Stop, Hey, What's That Sound? Check Out the Videos Goin' 'Round.

Brian Stump, seismologist at SMU's Dedman College of Humanities and Sciences, talks about the Earth's audible groans and hums.

There are strange noises emanating from the earth's core. There are even stranger noises booming down from the sky, according to witnesses around the world who've recorded them and put them up on YouTube.

If, like me, you stay up nights watching these things and reading interweb posts about how chemtrails are poisoning us and how Jay Z, Beyonce, Blue Ivy and the other Illuminati are prepping lizard-people overlords to take over our government, you may have stumbled down the rabbit hole of videos labeled "strange noises" or "strange sounds." A bunch of them popped up on YouTube in the middle of January, all purporting to have captured the same groaning, metallic thrum so loud it makes dogs bark and window frames rattle. This is a good compilation that ties the sounds to the electromagnetic waves of the Aurora Borealis.

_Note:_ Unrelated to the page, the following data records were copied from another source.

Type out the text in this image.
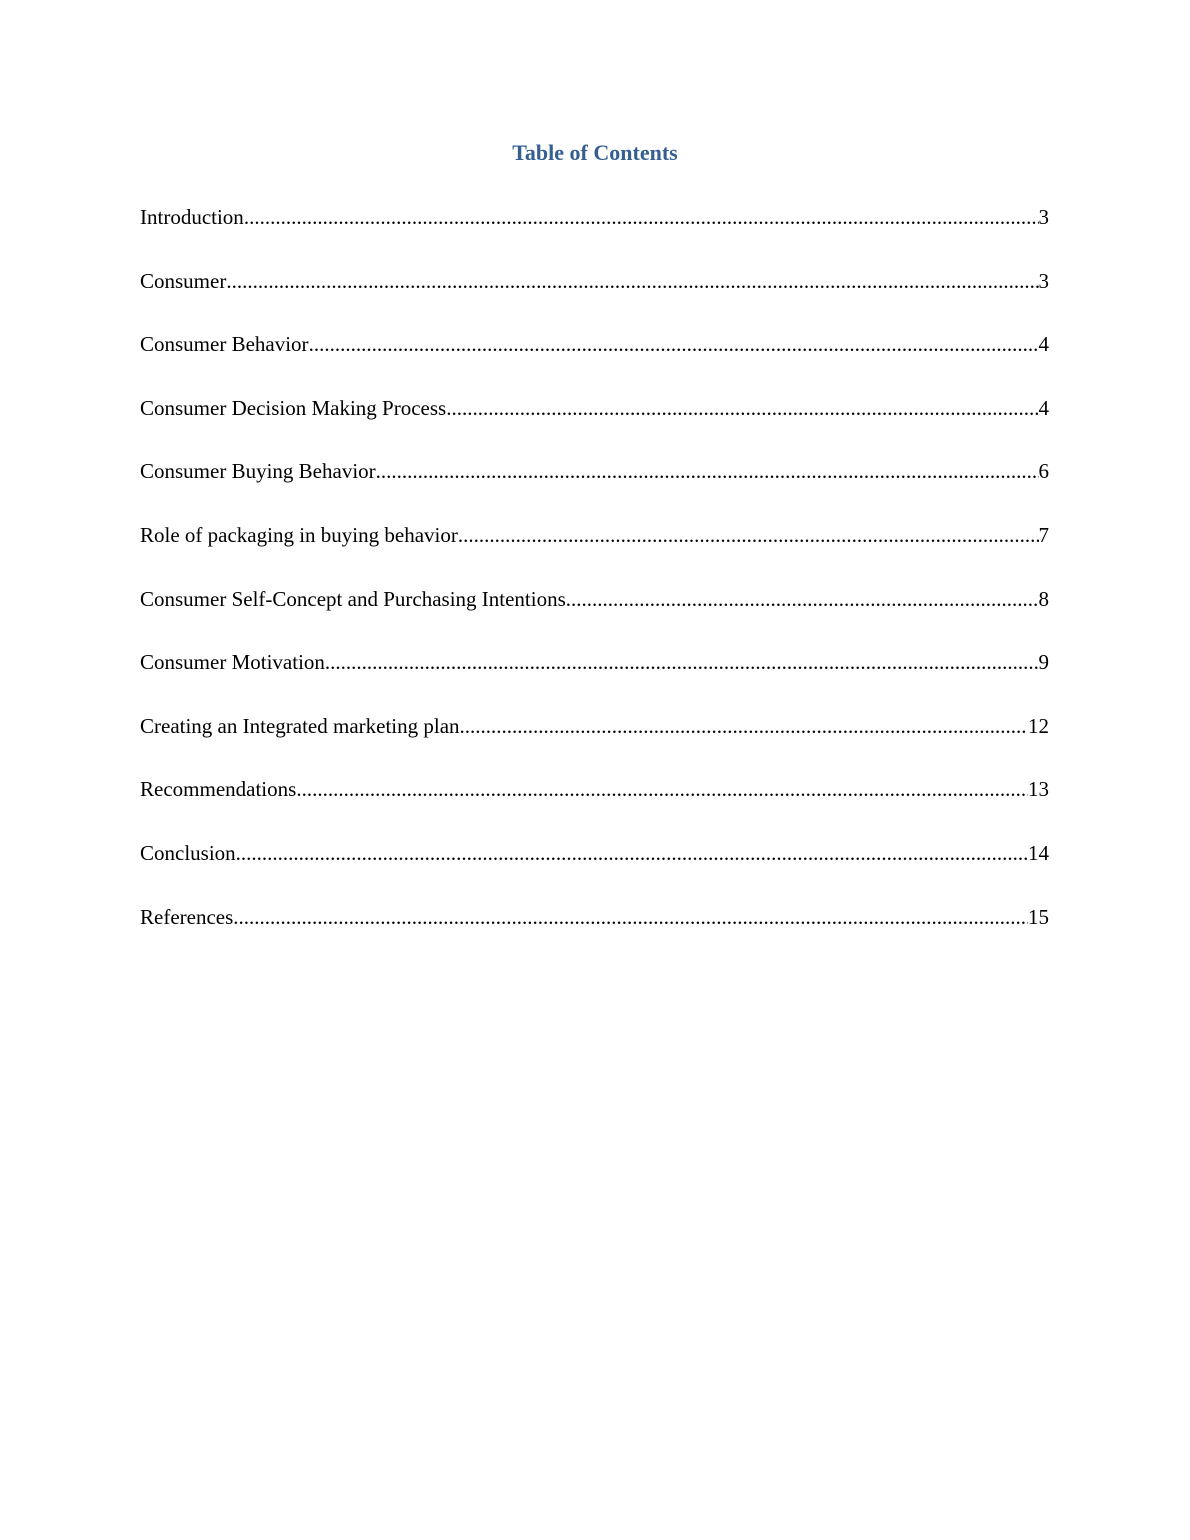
Table of Contents
Introduction .....	3
Consumer .....	3
Consumer Behavior .....	4
Consumer Decision Making Process .....	4
Consumer Buying Behavior .....	6
Role of packaging in buying behavior .....	7
Consumer Self-Concept and Purchasing Intentions .....	8
Consumer Motivation .....	9
Creating an Integrated marketing plan .....	12
Recommendations .....	13
Conclusion .....	14
References .....	15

Many of the videos turned out to be hoaxes. But others, like these from Norway, Sweden and Denmark, seem to capture the same weird sound - not unlike whale songs with deeper notes -- for real. In this one from Germany, you can hear the sound coming from the sky at such volume it sets off car alarms.

So what is it? End of the world? Earthquakes? UFOs playing a variation of the five-tone Close Encounters theme? HAARP, the mysterious government High Frequency Active Auroral Research Program that bounces soundwaves into the ionosphere to try to heat it - or perhaps to control our thoughts and cause seismic continental shifts?

Really, you can go nuts with this stuff. But it's kind of fascinating to think that ears in Canada, Czech Republic, Brazil, Russia, Croatia, Scotland, the Netherlands and Mexico are hearing the same otherworldly space singing.

From NASA comes this explanation: "If humans had radio antennas instead of ears, we would hear a remarkable symphony of strange noises coming from our own planet. Scientists call them `tweeks,' `whistlers' and `sferics.' They sound like background music from a flamboyant science fiction film, but this is not science fiction. Earth's natural radio emissions are real and, although we're mostly unaware of them, they are around us all the time."

According to scientists who study this phenomenon, there might be some relation between the new batch of sounds and the ones called "The Hum," a low-frequency acoustic anomaly reported for the past 40 years in certain areas of the UK and in the US in and around Taos, New Mexico; Kokomo, Indiana; and Norman, Oklahoma. The Hum can't be heard by everyone, but those who do hear and feel it complain that it disrupts sleep, causes migraines, dizziness, earaches and nausea. Theories about what causes The Hum include deep-well drilling, power lines and cell phone towers (though those only started sprouting up in the 1990s). A persistent hum that annoyed residents of Windsor, Ontario, last year was eventually traced to an iron-making facility on a place called Zug Island in nearby Detroit.

According to this research paper on The Hum by David Deming, College of Geosciences at the University of Oklahoma, "anomalous sounds" like those reported in January 2012 may have been coming from above, not below. Groaning, clanking, roaring noises "have been reported as coincident with large-scale electromagnetic emissions associated with the Aurora Borealis and the passage of large meteors through the Earth's atmosphere."

SMU seismology professor Brian W. Stump wasn't familiar with the latest rash of booms, groans and hums recorded around the globe this year, but says, "Historically there are a number of kinds of geophysical sources that can produce acoustic and sub-audible kinds of sounds. Earthquakes can do that. But I know of no controlled experiments about that."

The sounds have been recorded in Texas, including this video from Corpus Christi. And one from Allen, north of Plano.